Due to the large variability of paroxysms, Lennox-Gastaut syndrome should be differentiated from a number of other forms of epilepsy that make their debut in childhood: myoclonic epilepsy, benign rolandic epilepsy, West syndrome, childhood absentee epilepsy, dysmetabolic epilepsy in Gaucher, Crabbe, Niemann-Pick disease, etc.
Treatment
Therapy is carried out with antiepileptic drugs. Valproic acid, ethosuximide, carbamazepine, lamotrigine, etc. are used. In most cases, combined treatment is carried out with one of these pharmaceuticals and sodium valproate. However, up to 90% of cases of Lennox-Gastaut syndrome are resistant to anticonvulsant therapy. In this regard, the main goal of treatment is to reduce the number of epiprimes and improve the quality of life of the child and his family in the interparoxysmal period.

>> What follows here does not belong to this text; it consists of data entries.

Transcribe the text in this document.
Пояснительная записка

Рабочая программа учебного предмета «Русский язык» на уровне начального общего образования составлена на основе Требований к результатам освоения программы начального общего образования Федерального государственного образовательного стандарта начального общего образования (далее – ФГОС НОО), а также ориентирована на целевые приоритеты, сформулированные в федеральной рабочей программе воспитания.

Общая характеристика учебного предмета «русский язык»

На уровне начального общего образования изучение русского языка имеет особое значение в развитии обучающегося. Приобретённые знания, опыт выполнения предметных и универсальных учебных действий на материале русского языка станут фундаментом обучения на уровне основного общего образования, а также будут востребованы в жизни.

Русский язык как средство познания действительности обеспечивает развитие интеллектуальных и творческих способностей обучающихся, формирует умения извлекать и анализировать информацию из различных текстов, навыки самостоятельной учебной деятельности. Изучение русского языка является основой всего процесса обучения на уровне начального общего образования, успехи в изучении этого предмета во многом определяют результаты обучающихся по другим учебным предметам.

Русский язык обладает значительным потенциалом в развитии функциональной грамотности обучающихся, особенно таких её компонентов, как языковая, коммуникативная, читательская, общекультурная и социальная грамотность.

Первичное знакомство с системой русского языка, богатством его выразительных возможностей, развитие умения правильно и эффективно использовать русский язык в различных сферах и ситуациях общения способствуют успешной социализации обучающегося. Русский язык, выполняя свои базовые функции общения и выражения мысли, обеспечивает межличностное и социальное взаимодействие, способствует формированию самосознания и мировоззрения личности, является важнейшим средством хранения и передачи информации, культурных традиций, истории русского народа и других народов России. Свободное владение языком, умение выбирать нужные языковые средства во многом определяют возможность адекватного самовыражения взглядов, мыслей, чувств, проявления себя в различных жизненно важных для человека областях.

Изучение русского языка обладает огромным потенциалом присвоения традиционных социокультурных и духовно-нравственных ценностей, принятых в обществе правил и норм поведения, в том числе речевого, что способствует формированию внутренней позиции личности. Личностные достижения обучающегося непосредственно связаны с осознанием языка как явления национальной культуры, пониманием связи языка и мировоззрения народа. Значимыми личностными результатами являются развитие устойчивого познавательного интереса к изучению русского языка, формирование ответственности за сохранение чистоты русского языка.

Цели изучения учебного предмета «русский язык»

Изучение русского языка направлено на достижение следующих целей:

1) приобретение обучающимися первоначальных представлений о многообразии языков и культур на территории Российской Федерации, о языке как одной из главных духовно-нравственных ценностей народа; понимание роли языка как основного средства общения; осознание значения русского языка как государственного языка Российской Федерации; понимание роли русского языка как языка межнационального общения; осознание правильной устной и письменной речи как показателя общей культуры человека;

Neurologists and epileptologists are searching for new ways of therapy. The positive role of the ketogenic diet, consisting in a sharp restriction of the use of carbohydrates and an increase in the fat content in food, has been proven. A number of clinicians have noted the positive effect of treating Lennox-Gastaut syndrome with large doses of immunoglobulin. The effectiveness of the use of ACTH and glucocorticoids was observed. In cases where Lennox-Gastaut syndrome is accompanied by frequent and severe epiparoxysms with a fall and the threat of traumatization of the child, together with a neurosurgeon, the issue of surgical dissection of the corpus callosum — callosotomy may be considered. Such an intervention does not relieve patients from seizures, but significantly reduces their intensity.
New methods of treatment include implantation of a vagus nerve stimulator and an RNS stimulator. In the first case, the device is installed subcutaneously in the clavicle area, and its electrode is passed to the vagus nerve passing in the neck. According to studies conducted in the USA and Europe, in 60% of cases, this device allows you to reduce the number of epiprimes. In the second case, the device is sewn under the scalp, and its electrodes are implanted in the area of the epileptogenic focus. With their help, like an EEG, the device constantly registers the electrical activity of the brain. When receiving signals indicating an incipient paroxysm, the device generates response pulses that provide suppression of epileptic activity.
Forecast
Lennox-Gastaut syndrome has a mostly unfavorable prognosis. Up to 10% of cases result in the death of children during the first decade of life. Deaths are mainly associated with severe traumatization during epiprimes with a fall. Prognostically unfavorable criteria are considered: manifestation of the syndrome at an earlier age, the onset of seizures against the background of ZPR, previous West syndrome, high frequency and intensity of paroxysms. The impossibility of drug relief of epiprimes leads to progressive ZPR. Almost all patients have marked mental retardation to varying degrees, half of the patients are not capable of self-care.